Gap Amplification for Reconfiguration Problems
Naoto Ohsaka
TL;DR
This work establishes explicit gap amplification results for reconfiguration problems under the Reconfiguration Inapproximability Hypothesis, showing that Maxmin 2-CSP Reconfiguration is PSPACE-hard to approximate within $0.9942$. The authors adapt Dinur's PCP gap amplification with expanderization and powering, augmented by alphabet squaring to preserve perfect completeness, and achieve a final inapproximability gap while maintaining strong expansion properties. They further translate these results into hardness for Minmax Set Cover Reconfiguration (hard to approximate within $1.0029$) and for Minmax Dominating Set Reconfiguration, and prove NP-hardness of approximation for Maxmin 2-CSP Reconfiguration at the $3/4$ threshold. The methods rely on gap-preserving reductions that use the expander mixing lemma and PCP-inspired verification, providing the first explicit inapproximability results for reconfiguration problems without parallel repetition and with unconditional variants discussed in follow-up work.
Abstract
In this paper, we demonstrate gap amplification for reconfiguration problems.
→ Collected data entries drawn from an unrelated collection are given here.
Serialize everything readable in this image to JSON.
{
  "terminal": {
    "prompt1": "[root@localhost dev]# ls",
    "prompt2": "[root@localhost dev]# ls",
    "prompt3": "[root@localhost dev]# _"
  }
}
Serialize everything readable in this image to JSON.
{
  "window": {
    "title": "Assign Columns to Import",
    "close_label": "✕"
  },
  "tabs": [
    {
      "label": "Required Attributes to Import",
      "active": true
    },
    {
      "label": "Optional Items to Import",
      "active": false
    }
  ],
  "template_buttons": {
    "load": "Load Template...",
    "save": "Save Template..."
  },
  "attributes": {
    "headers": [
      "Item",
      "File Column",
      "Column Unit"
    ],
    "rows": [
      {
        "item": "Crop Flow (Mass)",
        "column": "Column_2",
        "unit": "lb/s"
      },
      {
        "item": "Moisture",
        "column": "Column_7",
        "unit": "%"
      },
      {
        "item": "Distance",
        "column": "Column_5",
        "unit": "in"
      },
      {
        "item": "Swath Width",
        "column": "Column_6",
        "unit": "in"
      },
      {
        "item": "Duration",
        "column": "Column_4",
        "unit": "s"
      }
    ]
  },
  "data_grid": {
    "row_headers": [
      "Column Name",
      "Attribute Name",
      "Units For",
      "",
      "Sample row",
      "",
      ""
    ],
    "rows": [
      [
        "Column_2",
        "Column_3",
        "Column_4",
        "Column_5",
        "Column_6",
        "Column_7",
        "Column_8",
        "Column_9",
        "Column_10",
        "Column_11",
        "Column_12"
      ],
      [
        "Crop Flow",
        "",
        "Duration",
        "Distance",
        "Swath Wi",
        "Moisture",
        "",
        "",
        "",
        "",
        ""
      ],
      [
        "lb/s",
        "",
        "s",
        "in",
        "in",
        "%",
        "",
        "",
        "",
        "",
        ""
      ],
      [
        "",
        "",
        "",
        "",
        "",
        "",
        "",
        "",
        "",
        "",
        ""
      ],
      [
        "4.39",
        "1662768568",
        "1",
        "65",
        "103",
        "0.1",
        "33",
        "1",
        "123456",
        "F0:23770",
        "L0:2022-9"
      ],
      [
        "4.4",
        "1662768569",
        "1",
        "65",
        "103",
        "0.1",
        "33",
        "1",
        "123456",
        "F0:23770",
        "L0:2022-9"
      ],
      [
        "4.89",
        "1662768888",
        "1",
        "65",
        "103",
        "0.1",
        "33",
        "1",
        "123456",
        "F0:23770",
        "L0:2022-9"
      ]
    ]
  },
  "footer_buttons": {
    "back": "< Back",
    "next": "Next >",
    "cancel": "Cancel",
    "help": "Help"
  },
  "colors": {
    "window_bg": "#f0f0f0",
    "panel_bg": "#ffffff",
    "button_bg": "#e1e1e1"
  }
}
In particular, we prove an explicit factor of PSPACE-hardness of approximation for three popular reconfiguration problems only assuming the Reconfiguration Inapproximability Hypothesis (RIH) due to Ohsaka (STACS 2023). Our main result is that under RIH, Maxmin 2-CSP Reconfiguration is PSPACE-hard to approximate within a factor of $0.9942$. Moreover, the same result holds even if the constraint graph is restricted to $(d,λ)$-expander for arbitrarily small $\fracλ{d}$. The crux of its proof is an alteration of the gap amplification technique due to Dinur (J. ACM, 2007), which amplifies the $1$ vs. $1-\varepsilon$ gap for arbitrarily small $\varepsilon \in (0,1)$ up to the $1$ vs. $1-0.0058$ gap. As an application of the main result, we demonstrate that Minmax Set Cover Reconfiguration and Minmax Dominating Set Reconfiguratio} are PSPACE-hard to approximate within a factor of $1.0029$ under RIH. Our proof is based on a gap-preserving reduction from Label Cover to Set Cover due to Lund and Yannakakis (J. ACM, 1994). Unlike Lund--Yannakakis' reduction, the expander mixing lemma is essential to use. We highlight that all results hold unconditionally as long as "PSPACE-hard" is replaced by "NP-hard," and are the first explicit inapproximability results for reconfiguration problems without resorting to the parallel repetition theorem. We finally complement the main result by showing that it is NP-hard to approximate Maxmin 2-CSP Reconfiguration within a factor better than $\frac{3}{4}$.